Misericórdia, por Tolentino Mendonça
Não é raro que a mulher que dá à luz o escritor se torne depois também, em qualquer momento, mas por um motivo que todos os seres humanos experimentam, uma sua criação. Há, compreensivelmente, uma inteira literatura dedicada à representação da mãe, desde os ajustes de contas por tudo o que o amor maternal não foi (penso no texto belo e terrível de Irène Némirovsky, “A Inimiga”, 1928, que convoca em duelo a mulher fútil e indiferente que foi a sua mãe) até os reencontros sem fim que a vida e a morte permitem com esse amor, que, mesmo com ambivalências e imperfeições, primeiro nos revelou a nós próprios. Somos, de facto, e a literatura demonstra-o, “esses primitivos que carregam por toda parte o maxilar inferior de seus mortos”. Mas não deixa de ser um exercício difícil para um criador transformar em ficção essa figura arquitetural por excelência, conseguir aprofundar esse retrato, sem omitir nada, sem esconder as cicatrizes ou a dor, arriscando contar a força luminosa e a doçura desse incomparável amor. É disso que parte Lídia Jorge para o extraordinário romance que acaba de publicar (“Misericórdia”, Edições D. Quixote, 2022).

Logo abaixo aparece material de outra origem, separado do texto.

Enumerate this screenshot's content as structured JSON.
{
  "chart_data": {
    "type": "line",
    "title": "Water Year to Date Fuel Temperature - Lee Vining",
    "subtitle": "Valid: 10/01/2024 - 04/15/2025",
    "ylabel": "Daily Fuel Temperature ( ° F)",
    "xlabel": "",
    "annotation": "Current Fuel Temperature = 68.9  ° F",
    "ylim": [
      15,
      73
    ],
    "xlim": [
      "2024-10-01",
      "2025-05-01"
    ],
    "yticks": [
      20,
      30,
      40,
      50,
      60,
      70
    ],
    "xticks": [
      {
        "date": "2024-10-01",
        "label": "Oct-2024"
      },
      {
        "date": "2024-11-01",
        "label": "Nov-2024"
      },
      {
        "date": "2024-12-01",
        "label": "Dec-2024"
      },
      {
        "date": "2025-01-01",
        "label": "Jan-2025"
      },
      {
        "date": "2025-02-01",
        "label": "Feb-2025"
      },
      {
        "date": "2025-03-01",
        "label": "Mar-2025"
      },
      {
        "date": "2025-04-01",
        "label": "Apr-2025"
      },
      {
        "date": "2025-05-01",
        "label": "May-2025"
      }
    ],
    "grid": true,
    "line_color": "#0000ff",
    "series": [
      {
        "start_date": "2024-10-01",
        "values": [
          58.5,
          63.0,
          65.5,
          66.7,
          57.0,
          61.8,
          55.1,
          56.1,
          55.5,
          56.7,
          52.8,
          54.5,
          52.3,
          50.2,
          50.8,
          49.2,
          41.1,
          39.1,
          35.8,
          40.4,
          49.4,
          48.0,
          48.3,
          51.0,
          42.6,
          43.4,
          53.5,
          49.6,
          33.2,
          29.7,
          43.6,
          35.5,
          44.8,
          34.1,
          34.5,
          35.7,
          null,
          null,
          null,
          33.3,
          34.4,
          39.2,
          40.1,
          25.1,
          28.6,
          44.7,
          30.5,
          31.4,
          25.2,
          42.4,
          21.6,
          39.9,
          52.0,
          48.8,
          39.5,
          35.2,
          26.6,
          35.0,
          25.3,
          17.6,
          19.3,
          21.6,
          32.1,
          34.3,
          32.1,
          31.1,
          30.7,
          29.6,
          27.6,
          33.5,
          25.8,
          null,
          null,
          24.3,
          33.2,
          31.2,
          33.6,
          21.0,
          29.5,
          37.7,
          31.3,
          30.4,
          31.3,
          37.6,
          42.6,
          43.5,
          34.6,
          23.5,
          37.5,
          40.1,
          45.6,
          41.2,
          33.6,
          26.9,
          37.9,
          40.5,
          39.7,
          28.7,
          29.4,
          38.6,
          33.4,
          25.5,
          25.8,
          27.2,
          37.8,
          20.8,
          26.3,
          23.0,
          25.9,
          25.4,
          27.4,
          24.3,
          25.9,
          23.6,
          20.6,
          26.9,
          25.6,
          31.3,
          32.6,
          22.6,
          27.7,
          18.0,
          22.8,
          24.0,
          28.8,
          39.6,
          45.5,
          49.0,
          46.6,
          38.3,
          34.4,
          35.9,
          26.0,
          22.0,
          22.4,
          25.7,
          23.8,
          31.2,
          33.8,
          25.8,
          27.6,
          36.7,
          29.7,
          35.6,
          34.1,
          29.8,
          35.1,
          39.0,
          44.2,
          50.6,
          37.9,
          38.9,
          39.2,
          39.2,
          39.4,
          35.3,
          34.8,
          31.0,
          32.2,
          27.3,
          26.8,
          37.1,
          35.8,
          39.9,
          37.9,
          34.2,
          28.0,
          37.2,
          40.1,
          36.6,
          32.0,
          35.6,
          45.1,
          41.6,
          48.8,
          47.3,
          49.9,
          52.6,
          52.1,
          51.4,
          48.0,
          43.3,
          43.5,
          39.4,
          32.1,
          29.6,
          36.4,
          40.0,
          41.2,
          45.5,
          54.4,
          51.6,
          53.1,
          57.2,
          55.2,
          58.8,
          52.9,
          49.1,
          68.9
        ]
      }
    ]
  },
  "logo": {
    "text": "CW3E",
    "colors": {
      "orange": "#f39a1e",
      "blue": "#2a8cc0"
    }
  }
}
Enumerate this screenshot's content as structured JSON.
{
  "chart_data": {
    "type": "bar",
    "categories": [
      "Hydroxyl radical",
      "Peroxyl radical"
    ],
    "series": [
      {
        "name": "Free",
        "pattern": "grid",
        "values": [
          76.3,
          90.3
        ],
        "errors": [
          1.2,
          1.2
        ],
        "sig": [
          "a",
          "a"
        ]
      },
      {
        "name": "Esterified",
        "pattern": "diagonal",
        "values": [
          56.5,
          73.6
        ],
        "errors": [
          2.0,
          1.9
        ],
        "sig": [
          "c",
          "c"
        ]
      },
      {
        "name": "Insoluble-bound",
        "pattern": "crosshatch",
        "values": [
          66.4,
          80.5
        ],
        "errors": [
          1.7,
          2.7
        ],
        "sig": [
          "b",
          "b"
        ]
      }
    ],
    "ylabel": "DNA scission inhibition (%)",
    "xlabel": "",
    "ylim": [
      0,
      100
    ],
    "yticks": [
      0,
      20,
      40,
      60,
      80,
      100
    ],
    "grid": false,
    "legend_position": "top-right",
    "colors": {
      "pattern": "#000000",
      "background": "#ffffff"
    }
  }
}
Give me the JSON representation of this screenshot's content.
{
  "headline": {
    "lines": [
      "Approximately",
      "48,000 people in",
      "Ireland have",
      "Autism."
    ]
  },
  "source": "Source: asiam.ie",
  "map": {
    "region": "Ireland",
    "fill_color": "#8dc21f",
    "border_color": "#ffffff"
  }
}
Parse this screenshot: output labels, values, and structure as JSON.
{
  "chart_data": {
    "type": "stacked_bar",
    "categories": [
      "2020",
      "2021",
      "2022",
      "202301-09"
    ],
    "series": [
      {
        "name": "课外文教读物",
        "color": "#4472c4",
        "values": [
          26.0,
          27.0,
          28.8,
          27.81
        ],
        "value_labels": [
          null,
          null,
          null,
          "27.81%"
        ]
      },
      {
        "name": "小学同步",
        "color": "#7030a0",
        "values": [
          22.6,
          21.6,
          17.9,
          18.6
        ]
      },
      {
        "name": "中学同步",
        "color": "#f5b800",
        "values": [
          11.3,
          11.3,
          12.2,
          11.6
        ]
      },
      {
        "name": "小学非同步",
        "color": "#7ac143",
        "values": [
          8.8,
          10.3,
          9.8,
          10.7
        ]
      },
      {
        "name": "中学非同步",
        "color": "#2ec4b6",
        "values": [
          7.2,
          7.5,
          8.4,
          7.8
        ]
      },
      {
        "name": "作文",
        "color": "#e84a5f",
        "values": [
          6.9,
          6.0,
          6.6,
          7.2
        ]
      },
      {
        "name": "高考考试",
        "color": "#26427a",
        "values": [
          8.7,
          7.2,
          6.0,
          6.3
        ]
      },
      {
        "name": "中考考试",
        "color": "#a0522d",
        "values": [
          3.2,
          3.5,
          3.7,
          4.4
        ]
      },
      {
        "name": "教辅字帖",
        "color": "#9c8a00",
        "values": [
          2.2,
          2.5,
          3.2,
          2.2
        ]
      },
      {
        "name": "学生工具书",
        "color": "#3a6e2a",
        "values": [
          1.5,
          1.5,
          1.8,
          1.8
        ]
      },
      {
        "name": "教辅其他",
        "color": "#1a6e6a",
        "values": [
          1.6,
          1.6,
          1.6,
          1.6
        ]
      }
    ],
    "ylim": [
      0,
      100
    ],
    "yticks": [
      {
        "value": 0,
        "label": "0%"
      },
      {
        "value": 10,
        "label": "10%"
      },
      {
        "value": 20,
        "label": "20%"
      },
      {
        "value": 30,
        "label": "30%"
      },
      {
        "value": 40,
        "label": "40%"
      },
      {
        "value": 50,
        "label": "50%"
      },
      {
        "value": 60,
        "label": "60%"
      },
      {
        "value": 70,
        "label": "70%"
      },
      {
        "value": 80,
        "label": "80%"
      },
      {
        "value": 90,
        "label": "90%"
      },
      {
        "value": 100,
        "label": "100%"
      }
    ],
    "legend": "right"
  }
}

Falar da mãe é tocar alguma coisa ardentemente intransmissível, mas que permite aceder a um património que todos podemos reconhecer nosso. Abeirar-se da mãe é referir-se à arqueologia do ser, ao que tem de inexplicável a matéria viva, ao seu segredo ramificado e ao esplendor que se torna provisão. É refletir por dentro como essas flores femininas são grandes barcos em espiral que congeminam a viagem, se tornam para nós componentes do universo, coletes de salvação de espaço a espaço, áureos e frágeis vocábulos de uma língua que não se assujeita à impostura. A maestria de Lídia Jorge traça círculos visíveis inesquecíveis, mostra os momentos magnéticos que nos costuram, narra na primeira pessoa a mãe que lateja, revela sem censuras como uma mãe dói e como essa dor constitui um dos elogios mais poderosos à vida. Apresenta em simetria no romance duas mães, a sua e Lilimunde, a jovem emigrante brasileira, que encostadas à parede pelo abandono dos outros, decidem, no entanto, levar a gravidez por diante. “Não quero misturar o nome da minha filha com o pesadelo da noite, quero que ela fique associada às coisas belas da vida.” E, assim, escolhem seguir em frente.
Se há tema removido ou destratado pela história do pensamento ocidental é o da misericórdia, praticamente esquecido no léxico filosófico ou emergindo nele de forma lateral
Que o romance de Lídia Jorge se chame “Misericórdia” e que esta categoria ética seja afinal a protagonista da narração deriva desse dom primordial, dessa dádiva inalcançável nua que uma mãe oferece ao filho. A misericórdia significa ter no lugar coração um coração e, nesse sentido, todas as mães são o ícone da mater misericordiae. Mas Lídia Jorge observa com sagacidade e deixa o aviso: “Misterioso é o sentimento da misericórdia, não tem hora marcada para entrar ou sair do ser humano.”
Dedicar um romance à misericórdia é, para quem quiser ver, um ato de coragem civil. A misericórdia tanto está presente como ausente da vida. Na verdade, se há tema removido ou destratado pela história do pensamento ocidental é o da misericórdia, praticamente esquecido no léxico filosófico ou emergindo nele de forma lateral. Não há propriamente nas nossas sociedades uma educação em vista da misericórdia, nem esta alcançou a força necessária para emergir como paradigma de construção social, como fator político efetivamente decisivo, como consensual prática e hermenêutica do humano. Corremos o risco de nos tornarmos, sempre em grau mais avassalador, analfabetos em relação à misericórdia. Ora, é contra esse analfabetismo que este importante livro se levanta.